We adopted a Drug and Device Rescue Cat this week.  Her housemates, two Drug and Device Rescue Dogs, are poodle mixes, so we haven’t dealt with the issue of shedding since we last had cats, years ago.   We have discovered a nifty tool that claims to dramatically reduce the hair deposited on furniture and clothing, reminding us of our fondness for anything that strips away the clutter of useless underbrush and leaves only what is neat and firmly rooted.   And that is the (admittedly tenuous) segue to today’s case, in which the United States District Court for the Northern District of West Virginia bushwhacks through plaintiff’s detritus to arrive at a solid holding and a (mostly) tidy opinion.

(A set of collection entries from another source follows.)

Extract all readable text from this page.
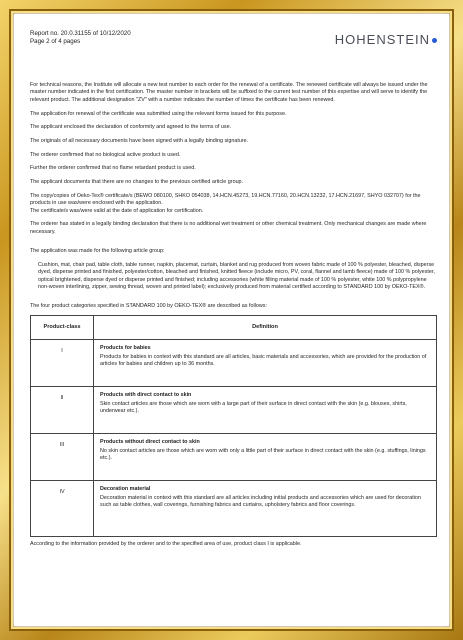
Report no. 20.0.31155 of 10/12/2020
Page 2 of 4 pages	HOHENSTEIN

For technical reasons, the Institute will allocate a new test number to each order for the renewal of a certificate. The renewed certificate will always be issued under the master number indicated in the first certification. The master number in brackets will be suffixed to the current test number of this expertise and will serve to identify the relevant product. The additional designation "ZV" with a number indicates the number of times the certificate has been renewed.

The application for renewal of the certificate was submitted using the relevant forms issued for this purpose.

The applicant enclosed the declaration of conformity and agreed to the terms of use.

The originals of all necessary documents have been signed with a legally binding signature.

The orderer confirmed that no biological active product is used.

Further the orderer confirmed that no flame retardant product is used.

The applicant documents that there are no changes to the previous certified article group.

The copy/copies of Oeko-Tex® certificate/s (BEWO 080100, SHKO 054038, 14.HCN.45273, 19.HCN.77160, 20.HCN.13232, 17.HCN.21697, SHYO 032707) for the products in use was/were enclosed with the application.
The certificate/s was/were valid at the date of application for certification.

The orderer has stated in a legally binding declaration that there is no additional wet treatment or other chemical treatment. Only mechanical changes are made where necessary.

The application was made for the following article group:

Cushion, mat, chair pad, table cloth, table runner, napkin, placemat, curtain, blanket and rug produced from woven fabric made of 100 % polyester, bleached, disperse dyed, disperse printed and finished, polyester/cotton, bleached and finished, knitted fleece (include micro, PV, coral, flannel and lamb fleece) made of 100 % polyester, optical brightened, disperse dyed or disperse printed and finished; including accessories (white filling material made of 100 % polyester, white 100 % polypropylene non-woven interlining, zipper, sewing thread, woven and printed label); exclusively produced from material certified according to STANDARD 100 by OEKO-TEX®.

The four product categories specified in STANDARD 100 by OEKO-TEX® are described as follows:

Product-class	Definition
I	Products for babies
Products for babies in context with this standard are all articles, basic materials and accessories, which are provided for the production of articles for babies and children up to 36 months.

II	Products with direct contact to skin
Skin contact articles are those which are worn with a large part of their surface in direct contact with the skin (e.g. blouses, shirts, underwear etc.).

III	Products without direct contact to skin
No skin contact articles are those which are worn with only a little part of their surface in direct contact with the skin (e.g. stuffings, linings etc.).

IV	Decoration material
Decoration material in context with this standard are all articles including initial products and accessories which are used for decoration such as table clothes, wall coverings, furnishing fabrics and curtains, upholstery fabrics and floor coverings.

According to the information provided by the orderer and to the specified area of use, product class I is applicable.
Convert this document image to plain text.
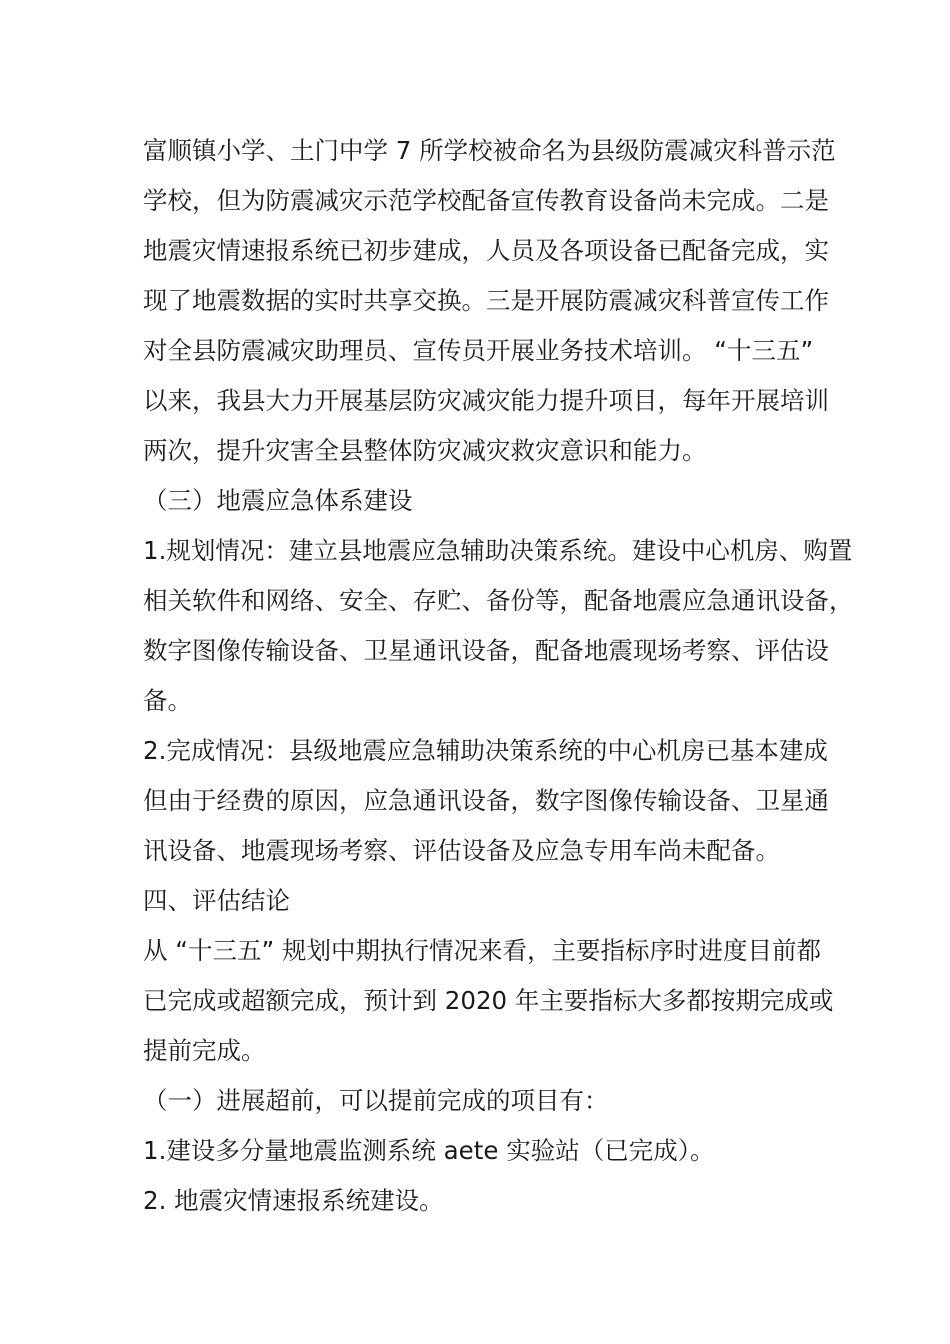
富顺镇小学、土门中学 7 所学校被命名为县级防震减灾科普示范
学校，但为防震减灾示范学校配备宣传教育设备尚未完成。二是
地震灾情速报系统已初步建成，人员及各项设备已配备完成，实
现了地震数据的实时共享交换。三是开展防震减灾科普宣传工作
对全县防震减灾助理员、宣传员开展业务技术培训。 “十三五”
以来，我县大力开展基层防灾减灾能力提升项目，每年开展培训
两次，提升灾害全县整体防灾减灾救灾意识和能力。
（三）地震应急体系建设
1.规划情况：建立县地震应急辅助决策系统。建设中心机房、购置
相关软件和网络、安全、存贮、备份等，配备地震应急通讯设备，
数字图像传输设备、卫星通讯设备，配备地震现场考察、评估设
备。
2.完成情况：县级地震应急辅助决策系统的中心机房已基本建成
但由于经费的原因，应急通讯设备，数字图像传输设备、卫星通
讯设备、地震现场考察、评估设备及应急专用车尚未配备。
四、评估结论
从 “十三五” 规划中期执行情况来看，主要指标序时进度目前都
已完成或超额完成，预计到 2020 年主要指标大多都按期完成或
提前完成。
（一）进展超前，可以提前完成的项目有：
1.建设多分量地震监测系统 aete 实验站（已完成）。
2. 地震灾情速报系统建设。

In Muzichuck v. Forest Laboratories, Inc., No. 1:07-CV-16, 2015 U.S. Dist. LEXIS 5440 (N.D.W.Va. Jan. 16, 2015), the Court considered defendant’s Motion for Summary Judgment in a Lexapro suicide case.   Plaintiff, who opted out of the global Lexapro settlement, alleged that defendants, Forest Laboratories, Inc. and Forest Pharmaceuticals, Inc. (“Forest”) failed to warn her decedent-husband and his prescribing physicians of the risk of suicide associated with the antidepressant Lexapro.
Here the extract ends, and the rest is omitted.